Bafana have to risk all for vital win – coach Parreira

PRETORIA, South Africa (Reuters) – South Africa will need to risk all if they are to beat Uruguay and strengthen their chances of advancing to the next round of the World Cup, coach Carlos Alberto Parreira said ahead of today’s Group A match. Parreira said it was imperative that the host nation won the match to avoid needing a result in their last group game match against France next week.
“We have to be decisive and go for it. There will be no sitting back waiting for (the other teams’) mistakes.
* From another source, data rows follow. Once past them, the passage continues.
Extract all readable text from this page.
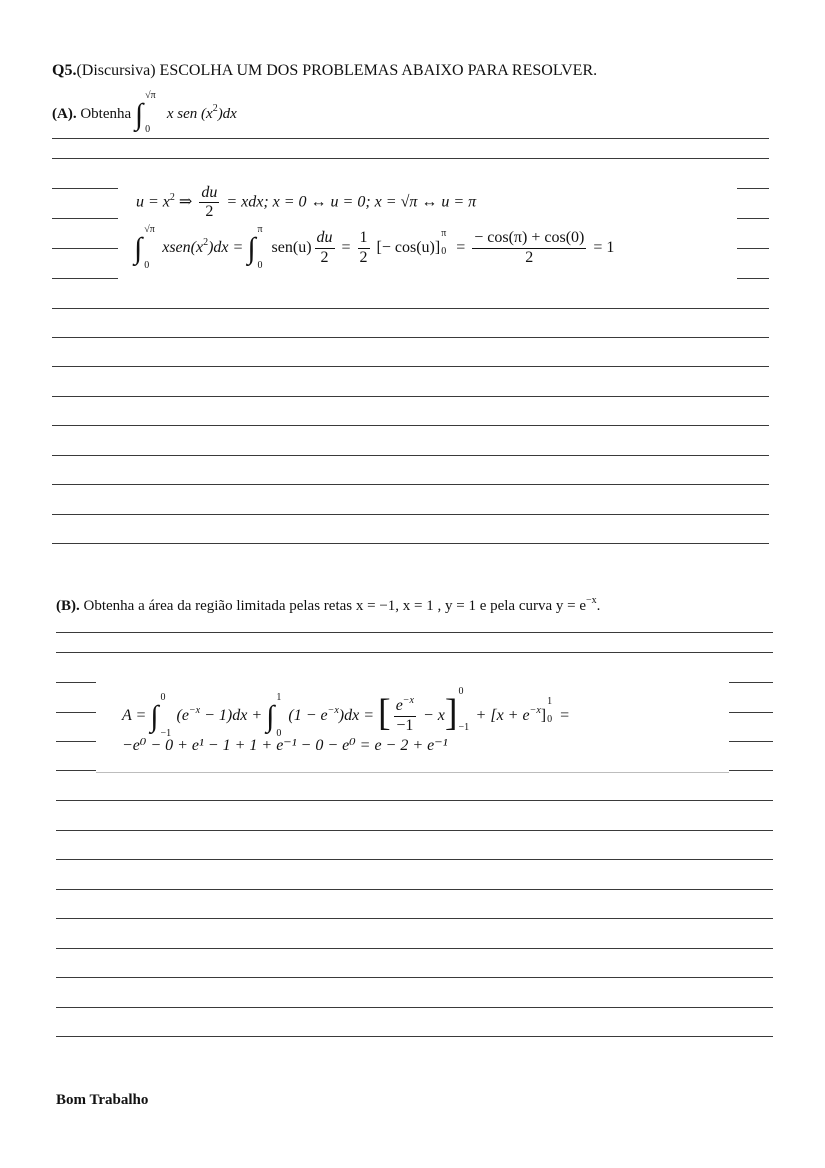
Q5.(Discursiva) ESCOLHA UM DOS PROBLEMAS ABAIXO PARA RESOLVER.
(A). Obtenha ∫
√π
0
x sen $(x^2)dx$
$u = x^2$ ⇒ $\frac{du}{2}$ = xdx; x = 0 ↔ u = 0; x = √π ↔ u = π
∫
√π
0
$xsen(x^2)dx$ = ∫
π
0
$sen(u) \frac{du}{2} = \frac{1}{2}$ [− cos(u)]
π
$0 = \frac{- \cos(\pi) + \cos(0)}{2} = 1$
(B). Obtenha a área da região limitada pelas retas x = −1, x = 1 , y = 1 e pela curva $y = e^{-x}$.
A = ∫
0
−1
$(e^{-x} - 1)dx$ + ∫
1
0
$(1 - e^{-x})dx$ = [ $\frac{e^{-x}}{-1} - x$]
0
−1
+ $[x + e^{-x}]$
1
0 =
−e⁰ − 0 + e¹ − 1 + 1 + e⁻¹ − 0 − e⁰ = e − 2 + e⁻¹
Bom Trabalho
We have to take risks, otherwise we’ll be going nowhere,” he warned his players yesterday.
“If we get just three draws we’ll get knocked out of the tournament. I prefer to take the risk to give us a better chance of going to the next round.
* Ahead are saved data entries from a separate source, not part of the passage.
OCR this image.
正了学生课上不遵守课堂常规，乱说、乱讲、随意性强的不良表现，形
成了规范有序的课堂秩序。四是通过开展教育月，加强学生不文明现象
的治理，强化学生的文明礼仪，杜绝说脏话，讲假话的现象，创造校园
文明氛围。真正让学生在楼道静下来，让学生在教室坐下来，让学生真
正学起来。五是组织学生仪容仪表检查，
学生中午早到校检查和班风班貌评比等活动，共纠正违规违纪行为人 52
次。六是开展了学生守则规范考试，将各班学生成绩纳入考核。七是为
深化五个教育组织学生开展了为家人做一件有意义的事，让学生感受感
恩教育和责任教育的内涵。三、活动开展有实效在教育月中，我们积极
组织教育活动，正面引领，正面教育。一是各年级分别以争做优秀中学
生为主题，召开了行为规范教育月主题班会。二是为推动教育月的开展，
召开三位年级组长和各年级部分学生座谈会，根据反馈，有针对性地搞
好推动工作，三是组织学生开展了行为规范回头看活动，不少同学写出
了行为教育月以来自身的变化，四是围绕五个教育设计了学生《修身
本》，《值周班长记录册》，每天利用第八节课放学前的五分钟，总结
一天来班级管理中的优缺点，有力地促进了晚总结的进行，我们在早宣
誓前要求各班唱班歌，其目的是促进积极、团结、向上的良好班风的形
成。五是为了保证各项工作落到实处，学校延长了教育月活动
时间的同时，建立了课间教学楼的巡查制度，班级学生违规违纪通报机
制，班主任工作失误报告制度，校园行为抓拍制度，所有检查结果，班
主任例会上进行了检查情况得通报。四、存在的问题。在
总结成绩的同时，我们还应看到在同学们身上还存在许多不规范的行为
“We need to win, we don’t want to go to the final game needing to win,” Parreira told the pre-match news conference in Pretoria.

NOT CONFIRM
The coach said he would make one, maybe two changes to the side that started Friday’s opening World Cup match against Mexico
Left back Tsepo Masilela, brought on at half-time at Soccer City on Friday, is expected to take the place of Lucas Thwala, but Parreira said he would not confirm the line-up until he had told his players overnight.
“But now is not the time to change the team. What we will do is make some tactical adjustments.
“We will have a different approach from the Mexican match, because they are the most daring team of the competition and we had to deal with them differently to Uruguay.”
He said he expected his side’s next opponents to play with three centre backs, as they did last Friday in their goalless draw with France in Cape Town, and look to use the counterattack.
“Diego Forlan is a player we can’t leave free,” Parreira said of Uruguay’s leading striker. “We have a plan for him. Every time when we played against him when I was coach of Brazil, he scored.”
South Africa captain Aaron Mokoena told the same news conference he hoped for more vociferous home support in Pretoria today.
“We want to hear those vuvuzelas,” he said in a reference to the controversial plastic trumpet blown throughout the World Cup games in South Africa.